Fondsvergleich

Die besten Fonds finden Anleger nicht in einem simplen Vergleich, der verschiedene Fonds nach der erreichten Rendite für verschiedene Zeiträume sortiert. Dafür gibt es einen einfachen Grund: Wertentwicklungen der Vergangenheit bieten keine Garantie für den zukünftigen Erfolg eines Fonds.

Um zu den besten Fonds zu zählen
reicht es nicht, dass ein Fonds "Tabellenerster" ist

Wie aber lässt es sich vermeiden einen Fonds im Depot zu haben, der es im Fondsvergleich nur dank eines "glücklichen Zufalls" einmal ganz nach oben geschafft hat? Betrachten Sie nicht nur das letzte Jahr oder die letzten drei Jahre Jahre, wenn Sie verschiedene Fonds miteinander vergleichen. Besser ist es, den Vergleichszeitraum so zu wählen, dass er auch Zeiten umfasst, in denen es an der Börse nicht nur bergauf ging. Denn daran lässt sich oftmals mehr ablesen, als an der Wertentwicklung eines Fonds in guten Börsenjahren und Sie erkennen, ob die Fonds, die Sie für Ihren Vergleich in Betracht ziehen, auch nach einem Kurseinbruch in der Lage waren, wieder "auf die Beine" zu kommen. Verbraucherschützer empfehlen daher zu Recht immer einen langfristigen Fondsvergleich. Beziehen Sie auf jedenfall in Ihren Fondsvergleich auch Punkte wie Ausgabeaufschlag, Fondsvolumen, Ertragsverwendung, den Anlagefokus aber auch Ihre persönliche Risikobereitschaft mit ein. Finden Sie im Vergleich Ihren persönlichen Spitzenfonds.

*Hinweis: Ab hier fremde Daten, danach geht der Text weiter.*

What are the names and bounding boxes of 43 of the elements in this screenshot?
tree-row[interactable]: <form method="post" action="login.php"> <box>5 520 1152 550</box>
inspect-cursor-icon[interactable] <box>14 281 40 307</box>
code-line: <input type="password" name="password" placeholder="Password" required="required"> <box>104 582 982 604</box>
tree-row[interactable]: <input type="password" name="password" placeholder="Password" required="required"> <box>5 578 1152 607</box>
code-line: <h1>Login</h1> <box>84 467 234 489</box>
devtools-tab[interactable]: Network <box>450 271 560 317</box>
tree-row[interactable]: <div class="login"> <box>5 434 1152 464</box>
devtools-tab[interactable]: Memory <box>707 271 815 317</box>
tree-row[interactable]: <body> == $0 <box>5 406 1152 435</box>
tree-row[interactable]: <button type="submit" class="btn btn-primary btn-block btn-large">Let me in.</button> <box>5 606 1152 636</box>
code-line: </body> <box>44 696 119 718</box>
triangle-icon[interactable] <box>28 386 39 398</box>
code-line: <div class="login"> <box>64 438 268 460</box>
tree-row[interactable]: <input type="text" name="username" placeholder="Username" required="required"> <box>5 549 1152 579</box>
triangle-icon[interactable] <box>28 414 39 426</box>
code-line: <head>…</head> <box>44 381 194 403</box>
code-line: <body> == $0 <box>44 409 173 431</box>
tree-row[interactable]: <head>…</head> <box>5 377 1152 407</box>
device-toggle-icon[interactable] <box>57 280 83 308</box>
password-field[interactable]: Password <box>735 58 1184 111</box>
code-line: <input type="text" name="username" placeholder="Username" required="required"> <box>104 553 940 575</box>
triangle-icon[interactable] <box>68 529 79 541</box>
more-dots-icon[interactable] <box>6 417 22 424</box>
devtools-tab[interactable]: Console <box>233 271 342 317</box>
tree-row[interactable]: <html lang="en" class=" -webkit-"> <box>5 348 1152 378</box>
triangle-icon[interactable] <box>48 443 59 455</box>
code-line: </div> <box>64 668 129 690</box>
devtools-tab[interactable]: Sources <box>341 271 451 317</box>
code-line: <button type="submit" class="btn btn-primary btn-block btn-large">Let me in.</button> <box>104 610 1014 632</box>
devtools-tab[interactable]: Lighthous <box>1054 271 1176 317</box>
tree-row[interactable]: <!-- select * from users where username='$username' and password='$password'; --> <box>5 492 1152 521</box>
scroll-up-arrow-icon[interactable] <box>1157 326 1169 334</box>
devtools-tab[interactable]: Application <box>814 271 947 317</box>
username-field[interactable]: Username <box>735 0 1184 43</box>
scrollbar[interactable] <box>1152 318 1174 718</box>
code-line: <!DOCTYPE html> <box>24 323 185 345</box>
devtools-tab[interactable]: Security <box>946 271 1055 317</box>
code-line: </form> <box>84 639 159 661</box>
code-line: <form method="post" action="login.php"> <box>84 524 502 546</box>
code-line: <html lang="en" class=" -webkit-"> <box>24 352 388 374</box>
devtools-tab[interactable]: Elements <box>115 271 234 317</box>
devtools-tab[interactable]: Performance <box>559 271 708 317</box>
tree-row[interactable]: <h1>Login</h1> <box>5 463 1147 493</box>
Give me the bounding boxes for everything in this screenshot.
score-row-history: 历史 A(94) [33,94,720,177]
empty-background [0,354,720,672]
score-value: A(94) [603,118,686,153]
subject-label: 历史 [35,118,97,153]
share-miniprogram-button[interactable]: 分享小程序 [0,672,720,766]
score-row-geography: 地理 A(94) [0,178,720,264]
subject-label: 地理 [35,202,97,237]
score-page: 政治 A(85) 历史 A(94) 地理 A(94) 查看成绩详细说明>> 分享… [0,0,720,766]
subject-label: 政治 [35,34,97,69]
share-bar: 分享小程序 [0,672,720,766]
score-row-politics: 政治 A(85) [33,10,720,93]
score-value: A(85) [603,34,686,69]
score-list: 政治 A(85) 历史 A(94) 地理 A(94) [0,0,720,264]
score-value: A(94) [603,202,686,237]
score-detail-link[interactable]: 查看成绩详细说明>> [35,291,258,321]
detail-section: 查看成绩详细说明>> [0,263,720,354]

Äpfel und Birnen gibt es auch bei Fonds

Sogar Anleger, die sich die Mühe machen, längere Zeiträume auszuwerten, können noch nicht mit Sicherheit davon ausgehen, einen Top-Fonds gefunden zu haben: Zu unterschiedlich sind selbst Fonds innerhalb einer Vergleichsgruppe, als dass ein einfacher Renditevergleich mit Blick auf die Vergangenheit zu einer guten Empfehlung führen könnte. Bei einem Vergleich verschiedener Mischfonds sollten Anleger skeptisch werden, wenn Fonds wie der Loys Global mit dem Nordea 1 Stable Return in ein und der selben Vergleichstabelle auftauchen. Während der erste nur für spekulative Anleger in Frage kommt, gehört der Nordea 1 Stable Return zu den defensiven Mischfonds, deren Augenmerk viel stärker auf dem Vermögenserhalt als einer hohen Rendite liegt.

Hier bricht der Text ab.